2)Wider Scope for Growth


FDI in insurance would increase the penetration of insurance in
India, where the penetration of insurance is abysmally low with
insurance premium at about 3% of GDP against about 8% global
average. This would be better through marketing effort by MNCs,
better product innovation, consumer education etc.

3)Moving Towards Global Practice


Indias insurance market lags behind other economies in the
baseline measure of insurance penetration. At only 3.1%, India is
well behind the 12.5% for the UK, 10.5% for japan, 10.3% for
Korea and 9.2% for the US. Currently, FDI represents only Rs. 827
crore of the Rs.3179 crores capitalizations of private life insurance
companies.
4)Provide Customers with Competitive Products, More
Options and Better Service Levels
Opening the FDI in the insurance sector would be good for the
consumers, in a lot of ways. Increasing FDI will impact on a lot of
industries in a positive.

Conclusion
Many international studies have estimated that the insurance
sector in India can grow by over 125 per cent in the next ten
years. In fact, India has been identified as one of the fastest
growing insurance markets. The current policy is trying to
encourage joint ventures insurance sector so as to boost the
domestic insurers growth in this area. However; there is also the
risk that some foreign insurers will not be interested in investing
unless they have 100% ownership and that the current policy will
prevent them from choosing India as an Insurance destination.

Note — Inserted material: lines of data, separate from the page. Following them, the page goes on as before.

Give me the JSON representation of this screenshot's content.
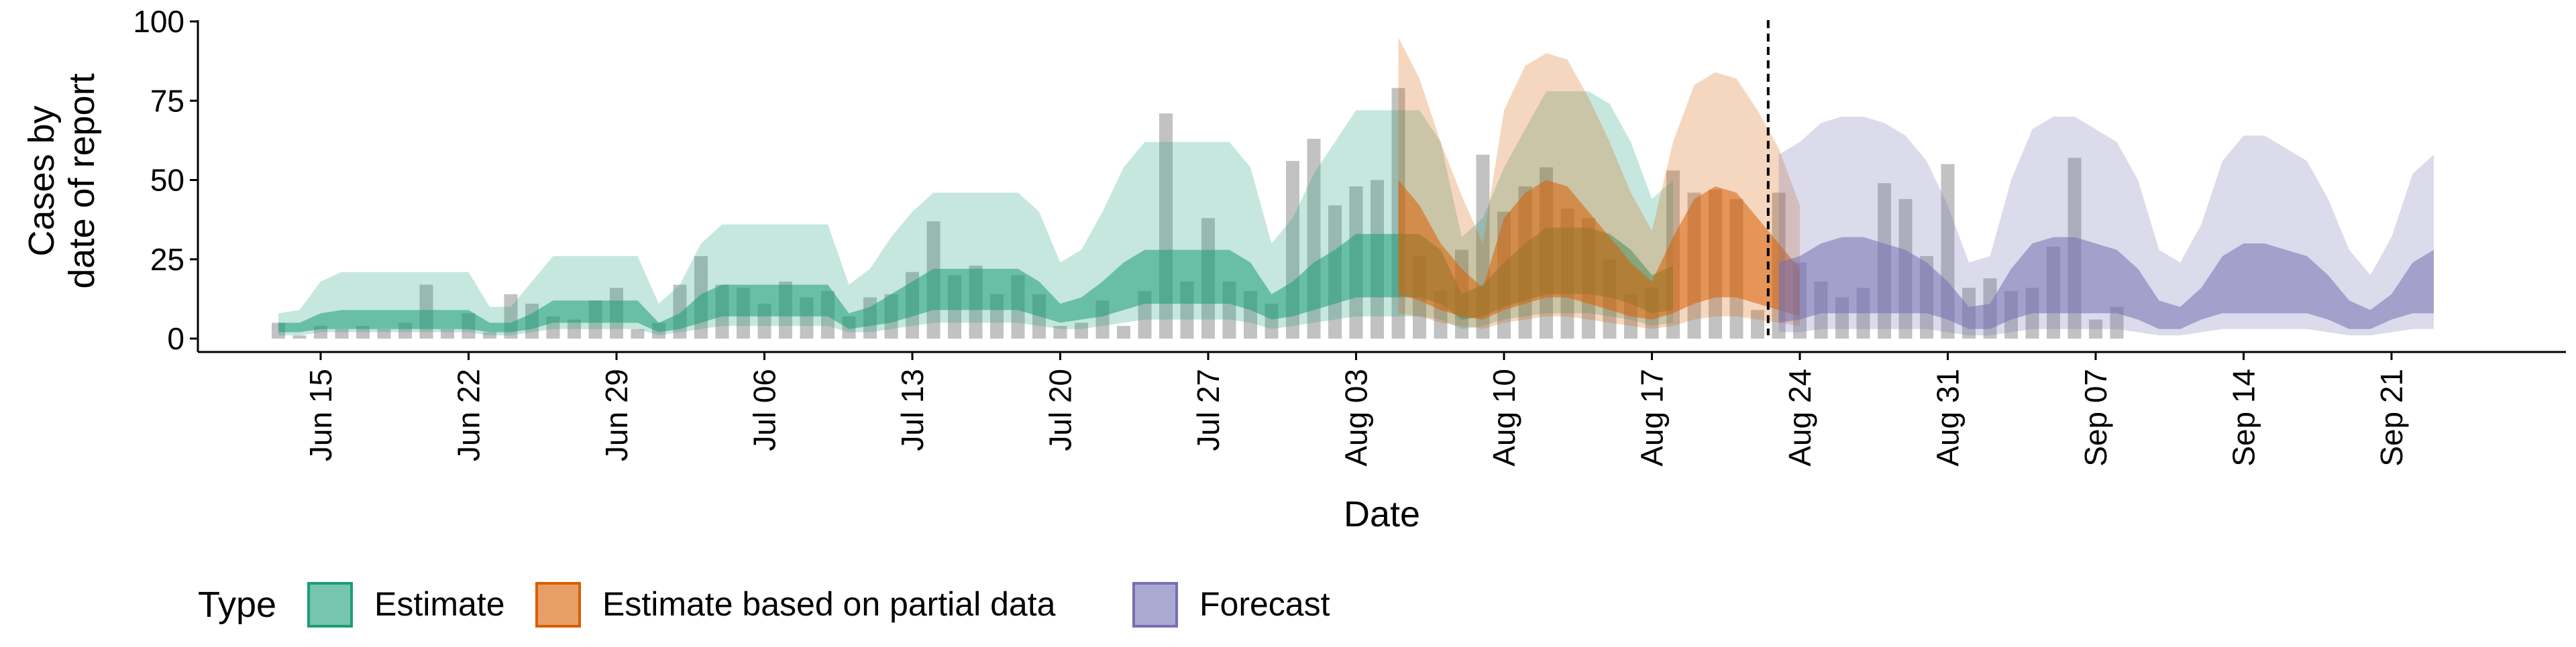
{
  "chart_data": {
    "type": "bar",
    "xlabel": "Date",
    "ylabel": [
      "Cases by",
      "date of report"
    ],
    "ylim": [
      0,
      100
    ],
    "yticks": [
      0,
      25,
      50,
      75,
      100
    ],
    "x_start": "2020-06-13",
    "forecast_start": "2020-08-23",
    "xticks": [
      "Jun 15",
      "Jun 22",
      "Jun 29",
      "Jul 06",
      "Jul 13",
      "Jul 20",
      "Jul 27",
      "Aug 03",
      "Aug 10",
      "Aug 17",
      "Aug 24",
      "Aug 31",
      "Sep 07",
      "Sep 14",
      "Sep 21"
    ],
    "reported_cases": [
      5,
      1,
      4,
      3,
      4,
      3,
      5,
      17,
      3,
      8,
      2,
      14,
      11,
      7,
      6,
      12,
      16,
      3,
      5,
      17,
      26,
      17,
      16,
      11,
      18,
      13,
      15,
      7,
      13,
      14,
      21,
      37,
      20,
      23,
      14,
      20,
      14,
      4,
      5,
      12,
      4,
      15,
      71,
      18,
      38,
      18,
      15,
      11,
      56,
      63,
      42,
      48,
      50,
      79,
      26,
      15,
      28,
      58,
      40,
      48,
      54,
      41,
      38,
      25,
      14,
      16,
      53,
      46,
      47,
      44,
      9,
      46,
      24,
      18,
      13,
      16,
      49,
      44,
      26,
      55,
      16,
      19,
      15,
      16,
      29,
      57,
      6,
      10
    ],
    "legend": {
      "title": "Type",
      "items": [
        {
          "label": "Estimate",
          "fill": "#1B9E77",
          "stroke": "#1B9E77"
        },
        {
          "label": "Estimate based on partial data",
          "fill": "#D95F02",
          "stroke": "#D95F02"
        },
        {
          "label": "Forecast",
          "fill": "#7570B3",
          "stroke": "#7570B3"
        }
      ]
    },
    "series": [
      {
        "name": "Estimate",
        "color": "#1B9E77",
        "start": "2020-06-13",
        "lower90": [
          1,
          1,
          2,
          2,
          2,
          2,
          2,
          2,
          2,
          2,
          1,
          1,
          2,
          3,
          3,
          3,
          3,
          3,
          1,
          2,
          3,
          4,
          4,
          4,
          4,
          4,
          4,
          2,
          2,
          3,
          4,
          5,
          5,
          5,
          5,
          5,
          4,
          3,
          3,
          4,
          5,
          6,
          6,
          6,
          6,
          6,
          5,
          3,
          4,
          5,
          6,
          7,
          7,
          7,
          7,
          6,
          3,
          4,
          6,
          7,
          8,
          8,
          8,
          7,
          6,
          4,
          5
        ],
        "lower50": [
          2,
          2,
          3,
          3,
          3,
          3,
          3,
          3,
          3,
          3,
          2,
          2,
          3,
          5,
          5,
          5,
          5,
          5,
          2,
          3,
          5,
          7,
          7,
          7,
          7,
          7,
          7,
          3,
          4,
          5,
          7,
          9,
          9,
          9,
          9,
          9,
          7,
          5,
          6,
          7,
          9,
          11,
          11,
          11,
          11,
          11,
          9,
          6,
          7,
          9,
          11,
          13,
          13,
          13,
          13,
          11,
          6,
          7,
          10,
          12,
          14,
          14,
          14,
          13,
          11,
          8,
          9
        ],
        "upper50": [
          5,
          5,
          8,
          9,
          9,
          9,
          9,
          9,
          9,
          9,
          5,
          5,
          8,
          12,
          12,
          12,
          12,
          12,
          5,
          8,
          14,
          17,
          17,
          17,
          17,
          17,
          17,
          8,
          10,
          14,
          18,
          22,
          22,
          22,
          22,
          22,
          18,
          11,
          13,
          18,
          24,
          28,
          28,
          28,
          28,
          28,
          24,
          14,
          18,
          24,
          28,
          33,
          33,
          33,
          33,
          28,
          14,
          17,
          24,
          30,
          35,
          35,
          35,
          33,
          28,
          20,
          23
        ],
        "upper90": [
          8,
          9,
          18,
          21,
          21,
          21,
          21,
          21,
          21,
          21,
          10,
          10,
          18,
          26,
          26,
          26,
          26,
          26,
          11,
          17,
          30,
          36,
          36,
          36,
          36,
          36,
          36,
          17,
          22,
          32,
          40,
          46,
          46,
          46,
          46,
          46,
          40,
          24,
          28,
          40,
          54,
          62,
          62,
          62,
          62,
          62,
          54,
          30,
          38,
          52,
          62,
          72,
          72,
          72,
          72,
          62,
          32,
          38,
          54,
          66,
          78,
          78,
          78,
          74,
          62,
          44,
          50
        ]
      },
      {
        "name": "Estimate based on partial data",
        "color": "#D95F02",
        "start": "2020-08-05",
        "lower90": [
          8,
          7,
          5,
          4,
          3,
          5,
          6,
          7,
          7,
          6,
          5,
          4,
          3,
          4,
          6,
          7,
          7,
          6,
          5,
          4
        ],
        "lower50": [
          14,
          12,
          9,
          7,
          6,
          9,
          11,
          13,
          13,
          11,
          9,
          7,
          6,
          8,
          11,
          13,
          13,
          11,
          9,
          7
        ],
        "upper50": [
          50,
          42,
          30,
          22,
          16,
          38,
          46,
          50,
          48,
          40,
          32,
          24,
          18,
          32,
          44,
          48,
          46,
          38,
          30,
          22
        ],
        "upper90": [
          95,
          82,
          62,
          45,
          30,
          72,
          86,
          90,
          88,
          76,
          62,
          46,
          34,
          62,
          80,
          84,
          82,
          72,
          60,
          42
        ]
      },
      {
        "name": "Forecast",
        "color": "#7570B3",
        "start": "2020-08-23",
        "lower90": [
          2,
          2,
          3,
          3,
          3,
          3,
          3,
          3,
          2,
          1,
          1,
          2,
          3,
          3,
          3,
          3,
          3,
          2,
          1,
          1,
          2,
          3,
          3,
          3,
          3,
          3,
          2,
          1,
          1,
          2,
          3,
          3
        ],
        "lower50": [
          5,
          6,
          8,
          8,
          8,
          8,
          8,
          8,
          6,
          3,
          3,
          6,
          8,
          8,
          8,
          8,
          8,
          6,
          3,
          3,
          6,
          8,
          8,
          8,
          8,
          8,
          6,
          3,
          3,
          6,
          8,
          8
        ],
        "upper50": [
          24,
          26,
          30,
          32,
          32,
          30,
          28,
          24,
          18,
          10,
          11,
          22,
          30,
          32,
          32,
          30,
          28,
          22,
          12,
          10,
          16,
          26,
          30,
          30,
          28,
          26,
          20,
          12,
          9,
          14,
          24,
          28
        ],
        "upper90": [
          58,
          62,
          68,
          70,
          70,
          68,
          64,
          56,
          42,
          24,
          26,
          50,
          66,
          70,
          70,
          66,
          62,
          50,
          28,
          24,
          36,
          56,
          64,
          64,
          60,
          56,
          44,
          28,
          20,
          32,
          52,
          58
        ]
      }
    ]
  }
}
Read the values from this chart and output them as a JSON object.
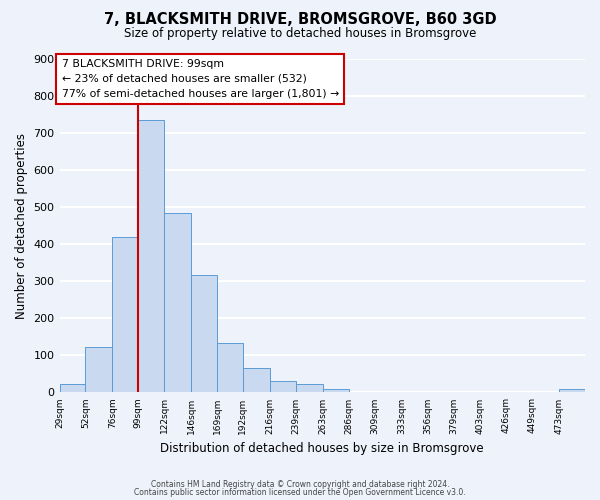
{
  "title": "7, BLACKSMITH DRIVE, BROMSGROVE, B60 3GD",
  "subtitle": "Size of property relative to detached houses in Bromsgrove",
  "xlabel": "Distribution of detached houses by size in Bromsgrove",
  "ylabel": "Number of detached properties",
  "bar_edges": [
    29,
    52,
    76,
    99,
    122,
    146,
    169,
    192,
    216,
    239,
    263,
    286,
    309,
    333,
    356,
    379,
    403,
    426,
    449,
    473,
    496
  ],
  "bar_heights": [
    22,
    122,
    420,
    735,
    483,
    318,
    133,
    65,
    30,
    22,
    10,
    0,
    0,
    0,
    0,
    0,
    0,
    0,
    0,
    8
  ],
  "bar_color": "#c8d9f0",
  "bar_edgecolor": "#5b9bd5",
  "vline_x": 99,
  "vline_color": "#cc0000",
  "annotation_line1": "7 BLACKSMITH DRIVE: 99sqm",
  "annotation_line2": "← 23% of detached houses are smaller (532)",
  "annotation_line3": "77% of semi-detached houses are larger (1,801) →",
  "annotation_box_edgecolor": "#cc0000",
  "annotation_box_facecolor": "white",
  "ylim": [
    0,
    900
  ],
  "yticks": [
    0,
    100,
    200,
    300,
    400,
    500,
    600,
    700,
    800,
    900
  ],
  "footer1": "Contains HM Land Registry data © Crown copyright and database right 2024.",
  "footer2": "Contains public sector information licensed under the Open Government Licence v3.0.",
  "background_color": "#eef2fa",
  "grid_color": "white"
}
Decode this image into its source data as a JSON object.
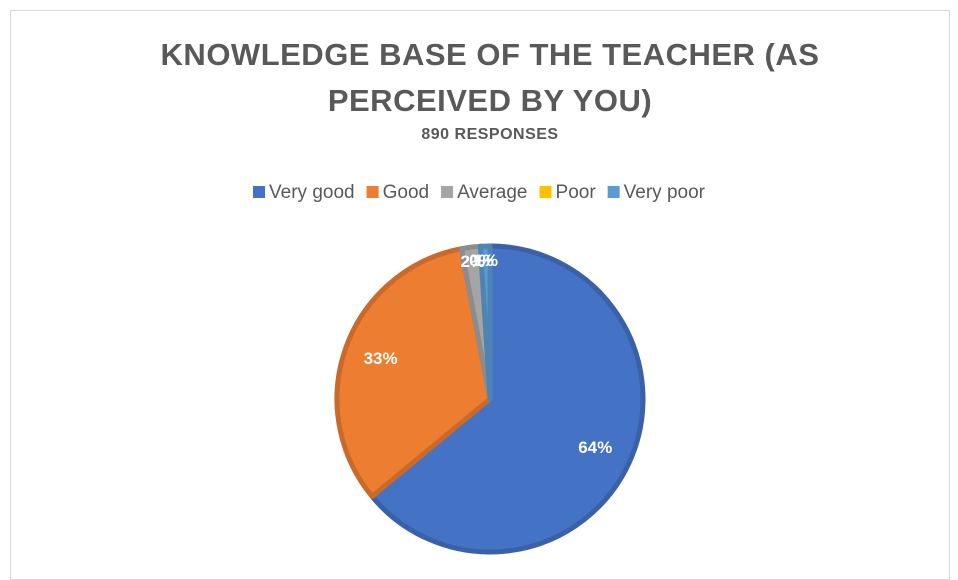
{
  "chart_data": {
    "type": "pie",
    "title": "KNOWLEDGE BASE OF THE TEACHER (AS PERCEIVED BY YOU)",
    "subtitle": "890 RESPONSES",
    "categories": [
      "Very good",
      "Good",
      "Average",
      "Poor",
      "Very poor"
    ],
    "values": [
      64,
      33,
      2,
      0,
      1
    ],
    "value_labels": [
      "64%",
      "33%",
      "2%",
      "0%",
      "1%"
    ],
    "colors": [
      "#4472c4",
      "#ed7d31",
      "#a5a5a5",
      "#ffc000",
      "#5b9bd5"
    ],
    "legend": "top"
  }
}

With this, a plethora of business opportunities in India has been


thrown open to the foreign investors. In life insurance business,
India is ranked 10th among the 88 countries for which data are
published by Swiss Re. India has seen an increase in its FDI in
2012, at a time when the aforesaid limit were not even approved-
a sign that suggests India is set to be one of the favored
destinations for foreign investors in the insurance sector.